Step 3: Express the Strain Energy Density
Strain energy per unit volume, u , stored in the material due to stress is given by
u = \frac{1}{2} \cdot \frac{\sigma^2}{Y}.
Substitute \sigma = Y \,\alpha \,\Delta T into this expression:
u = \frac{1}{2}\,\frac{\left(Y \,\alpha \,\Delta T\right)^2}{Y}
= \frac{1}{2} \,Y \,\alpha^2 \,\Delta T^2.
Step 4: Find the Energy Stored per Unit Length
Energy stored per unit length of the track is the strain energy density multiplied by the cross-sectional area A :
\text{Energy per unit length}
= A \times u
= A \times \left(\frac{1}{2} Y\,\alpha^2\,\Delta T^2\right).

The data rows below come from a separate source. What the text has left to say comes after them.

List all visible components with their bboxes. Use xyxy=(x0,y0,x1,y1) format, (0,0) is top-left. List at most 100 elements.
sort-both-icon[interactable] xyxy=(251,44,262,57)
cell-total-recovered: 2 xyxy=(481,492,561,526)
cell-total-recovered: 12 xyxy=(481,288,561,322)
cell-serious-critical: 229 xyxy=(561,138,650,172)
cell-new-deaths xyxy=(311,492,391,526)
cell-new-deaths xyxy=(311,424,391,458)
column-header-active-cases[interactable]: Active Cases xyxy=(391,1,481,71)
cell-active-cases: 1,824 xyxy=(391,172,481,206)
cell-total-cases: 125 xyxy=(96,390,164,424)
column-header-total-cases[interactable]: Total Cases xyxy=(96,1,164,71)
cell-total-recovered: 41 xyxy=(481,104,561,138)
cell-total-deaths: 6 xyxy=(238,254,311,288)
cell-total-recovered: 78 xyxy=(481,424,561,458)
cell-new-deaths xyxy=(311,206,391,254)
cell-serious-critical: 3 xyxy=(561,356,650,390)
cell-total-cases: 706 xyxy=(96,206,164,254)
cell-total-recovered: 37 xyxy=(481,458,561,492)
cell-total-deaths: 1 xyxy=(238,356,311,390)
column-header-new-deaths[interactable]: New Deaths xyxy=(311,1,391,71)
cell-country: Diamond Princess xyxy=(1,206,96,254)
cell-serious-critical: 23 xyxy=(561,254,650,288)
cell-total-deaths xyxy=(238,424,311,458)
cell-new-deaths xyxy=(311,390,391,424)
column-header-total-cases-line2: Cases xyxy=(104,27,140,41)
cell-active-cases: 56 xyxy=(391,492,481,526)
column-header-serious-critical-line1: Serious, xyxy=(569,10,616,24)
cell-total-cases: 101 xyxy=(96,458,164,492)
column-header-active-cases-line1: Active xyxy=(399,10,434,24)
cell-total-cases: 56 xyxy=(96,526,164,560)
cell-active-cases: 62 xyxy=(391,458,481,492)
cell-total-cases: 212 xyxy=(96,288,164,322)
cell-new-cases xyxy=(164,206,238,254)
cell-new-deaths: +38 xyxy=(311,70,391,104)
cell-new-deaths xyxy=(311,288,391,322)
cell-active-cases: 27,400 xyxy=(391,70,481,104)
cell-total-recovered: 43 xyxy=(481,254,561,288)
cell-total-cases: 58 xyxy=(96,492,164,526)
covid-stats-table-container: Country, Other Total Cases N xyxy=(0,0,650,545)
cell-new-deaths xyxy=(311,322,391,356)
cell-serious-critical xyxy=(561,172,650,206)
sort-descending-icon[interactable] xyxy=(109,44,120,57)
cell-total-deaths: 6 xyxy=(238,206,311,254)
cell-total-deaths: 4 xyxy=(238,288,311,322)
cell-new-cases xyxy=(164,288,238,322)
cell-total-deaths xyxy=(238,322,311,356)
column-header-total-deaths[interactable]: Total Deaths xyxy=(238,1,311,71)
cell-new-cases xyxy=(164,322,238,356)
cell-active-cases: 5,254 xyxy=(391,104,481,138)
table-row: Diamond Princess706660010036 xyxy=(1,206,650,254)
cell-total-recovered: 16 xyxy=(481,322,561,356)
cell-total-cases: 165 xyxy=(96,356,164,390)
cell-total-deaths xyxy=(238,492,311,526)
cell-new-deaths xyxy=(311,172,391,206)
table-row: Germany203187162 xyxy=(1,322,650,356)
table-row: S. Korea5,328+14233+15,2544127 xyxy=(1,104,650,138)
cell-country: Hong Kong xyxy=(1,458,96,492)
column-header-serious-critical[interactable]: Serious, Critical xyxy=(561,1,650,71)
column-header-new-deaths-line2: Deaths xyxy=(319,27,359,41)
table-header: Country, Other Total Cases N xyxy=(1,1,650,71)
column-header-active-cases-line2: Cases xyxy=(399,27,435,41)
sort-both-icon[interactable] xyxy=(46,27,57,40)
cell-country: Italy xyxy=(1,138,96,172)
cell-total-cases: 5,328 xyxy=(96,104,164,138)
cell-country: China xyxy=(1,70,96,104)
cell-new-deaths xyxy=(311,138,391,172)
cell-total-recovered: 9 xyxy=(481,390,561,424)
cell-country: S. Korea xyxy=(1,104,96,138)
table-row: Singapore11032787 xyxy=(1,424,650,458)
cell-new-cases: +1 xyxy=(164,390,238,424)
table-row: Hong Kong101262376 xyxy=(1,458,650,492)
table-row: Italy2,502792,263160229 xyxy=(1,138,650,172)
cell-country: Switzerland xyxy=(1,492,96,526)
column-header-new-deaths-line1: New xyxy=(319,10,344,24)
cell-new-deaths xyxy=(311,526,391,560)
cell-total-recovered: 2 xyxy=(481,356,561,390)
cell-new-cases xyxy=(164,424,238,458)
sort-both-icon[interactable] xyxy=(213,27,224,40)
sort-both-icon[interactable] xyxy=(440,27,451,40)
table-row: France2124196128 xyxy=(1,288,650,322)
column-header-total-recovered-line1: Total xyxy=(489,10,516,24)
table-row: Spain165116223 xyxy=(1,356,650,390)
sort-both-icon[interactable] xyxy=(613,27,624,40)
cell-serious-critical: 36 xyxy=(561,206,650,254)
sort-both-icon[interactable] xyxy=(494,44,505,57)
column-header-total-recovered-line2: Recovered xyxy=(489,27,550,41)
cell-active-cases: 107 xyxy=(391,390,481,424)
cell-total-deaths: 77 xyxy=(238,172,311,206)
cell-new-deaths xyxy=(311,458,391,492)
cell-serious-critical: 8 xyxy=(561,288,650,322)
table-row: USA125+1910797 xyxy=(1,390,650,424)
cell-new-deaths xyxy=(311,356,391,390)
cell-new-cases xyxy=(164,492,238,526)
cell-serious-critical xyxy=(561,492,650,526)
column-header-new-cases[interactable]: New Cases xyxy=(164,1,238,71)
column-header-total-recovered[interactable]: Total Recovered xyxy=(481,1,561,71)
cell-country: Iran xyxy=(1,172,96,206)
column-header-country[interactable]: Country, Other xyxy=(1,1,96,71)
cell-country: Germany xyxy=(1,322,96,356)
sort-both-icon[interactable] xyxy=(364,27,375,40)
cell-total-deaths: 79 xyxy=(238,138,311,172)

Step 5: Substitute the Numerical Values
Plug in the given values:
A = 0.01 \text{ m}^2 = 10^{-2}\,\text{m}^2, \quad
Y = 10^{11}\,\text{N/m}^2, \quad
\alpha^2 = (10^{-5})^2 = 10^{-10},\quad
\Delta T^2 = (10)^2 = 100.
Thus,
\text{Energy per unit length}
= \frac{1}{2} \times 10^{-2} \times 10^{11} \times 10^{-10} \times 100.
Step 6: Simplify the Expression
Combine the powers of 10 carefully:
10^{-2} \times 10^{11} \times 10^{-10} = 10^{-2} \times 10^{1} = 10^{-1} = 0.1,
so the product before multiplying by \frac{1}{2} and 100 is
0.1 \times 100 = 10.
Finally, multiply by \frac{1}{2} :
\text{Energy per unit length} = \frac{1}{2} \times 10 = 5 \text{ J/m}.
Final Answer
The energy stored per meter in the track is 5 J/m.